E d’altronde il precedente di Pettorano sul Gizio, quando nel 2014 venne ucciso a fucilate un orso a Ponte d’Arce, non è stato certo di esempio: il responsabile di quell’uccisione, alla fine, non ha avuto conseguenze penali, ma è solo stato costretto a pagare un risarcimento danni civilmente.
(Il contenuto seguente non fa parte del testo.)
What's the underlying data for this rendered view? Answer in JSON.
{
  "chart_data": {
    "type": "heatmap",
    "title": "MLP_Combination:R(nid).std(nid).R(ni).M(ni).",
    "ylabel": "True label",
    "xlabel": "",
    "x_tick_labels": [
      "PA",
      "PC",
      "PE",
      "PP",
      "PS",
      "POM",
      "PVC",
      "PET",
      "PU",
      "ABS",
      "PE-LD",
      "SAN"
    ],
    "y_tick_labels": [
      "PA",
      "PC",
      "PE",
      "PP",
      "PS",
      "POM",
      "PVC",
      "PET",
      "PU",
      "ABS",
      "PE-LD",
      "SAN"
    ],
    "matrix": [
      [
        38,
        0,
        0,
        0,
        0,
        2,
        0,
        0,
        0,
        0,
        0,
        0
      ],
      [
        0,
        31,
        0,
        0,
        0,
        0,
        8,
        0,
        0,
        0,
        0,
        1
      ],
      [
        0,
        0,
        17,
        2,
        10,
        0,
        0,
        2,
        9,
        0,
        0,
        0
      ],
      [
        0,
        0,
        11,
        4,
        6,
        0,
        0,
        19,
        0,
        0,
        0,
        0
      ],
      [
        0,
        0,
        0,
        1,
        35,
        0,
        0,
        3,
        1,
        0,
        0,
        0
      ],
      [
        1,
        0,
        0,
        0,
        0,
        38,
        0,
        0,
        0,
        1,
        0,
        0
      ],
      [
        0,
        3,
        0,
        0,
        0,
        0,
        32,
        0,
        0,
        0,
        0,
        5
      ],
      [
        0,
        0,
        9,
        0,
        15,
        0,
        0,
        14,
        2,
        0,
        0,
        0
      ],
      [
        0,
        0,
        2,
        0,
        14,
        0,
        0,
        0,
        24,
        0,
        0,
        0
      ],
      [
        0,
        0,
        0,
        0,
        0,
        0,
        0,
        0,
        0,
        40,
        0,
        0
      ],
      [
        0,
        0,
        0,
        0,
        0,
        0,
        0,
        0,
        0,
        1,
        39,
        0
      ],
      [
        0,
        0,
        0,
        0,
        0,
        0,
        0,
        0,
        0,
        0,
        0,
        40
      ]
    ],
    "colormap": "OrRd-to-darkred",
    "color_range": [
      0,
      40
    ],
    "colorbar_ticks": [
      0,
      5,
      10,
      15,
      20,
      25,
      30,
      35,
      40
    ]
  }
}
Non si tratta di essere giustizialisti, ma la morte di Amarena, che non è stata frutto di un incidente d’auto, ma di un atto deliberato, ha danneggiato tutti: la fauna, privata di un esemplare prolifico di specie protetta, e gli abruzzesi, privati del sogno romantico di poter essere per una volta un modello virtuoso.
AL CACCIATORE IMPAURITO
Ti vedo, Andrea,come ti ho visto quando mi fhai sparato.Non potevi aver paura di me che sono soltanto una mamma che abita la sua terra. Io invece sì, di te ho avuto paura, tanta paura perchè il fucile che brandivi era caricato a odio. Hai fatto centro subito, Andrea, quando ho sentito il polmone bruciare e un fiotto si sangue riempirmi la bocca. Eppure non ti sei accontentato. Hai sparato ancora.Ho fatto in tempo a vedere i miei cuccioli fuggire via dal tuo odio, dalla tua casa, dalla tua vita.E so che lontano dal tuo odio, dalla tua casa,dalla tua vita ci sono uomini buoni e giusti che sanno che il rispetto di ogni creatura è prima d’ogni altra cosa rispetto di se stessi. Con loro i miei cuccioli staranno bene. Ti vedo, Andrea, dalla terra che abito ora dove non c’è posto per quelli come te,e aspetto, aspetterò che tu ti penta,ti ravveda. Solo così avrai meritato di guardare negli occhi tua figlia.AMARENA
Questo articolo non mi é piaciuto, il sogno romantico non finisce per un imbecille che ha deciso di usare la forza del suo fucile contro questo bellissimo esemplare di orsa femmina. É un gesto caso che invita tutti noi a traguardare, per il futuro,livelli ben piú alti di civilizzazione. Non é la fine ma un inizio. E poi stonano le parole usate alla fine dell’articolo quando si dice che gli abruzzesi vengono cosí “privati del sogno romantico di poter essere per una volta un modello virtuoso.” Per una volta? Gli abruzzesi sono stati centinaia di volte modelli virtuosi in tante situazioni che non sto qui a descrivere. La vera povertà è quella di chi ci non ci prova mai ad essere migliore.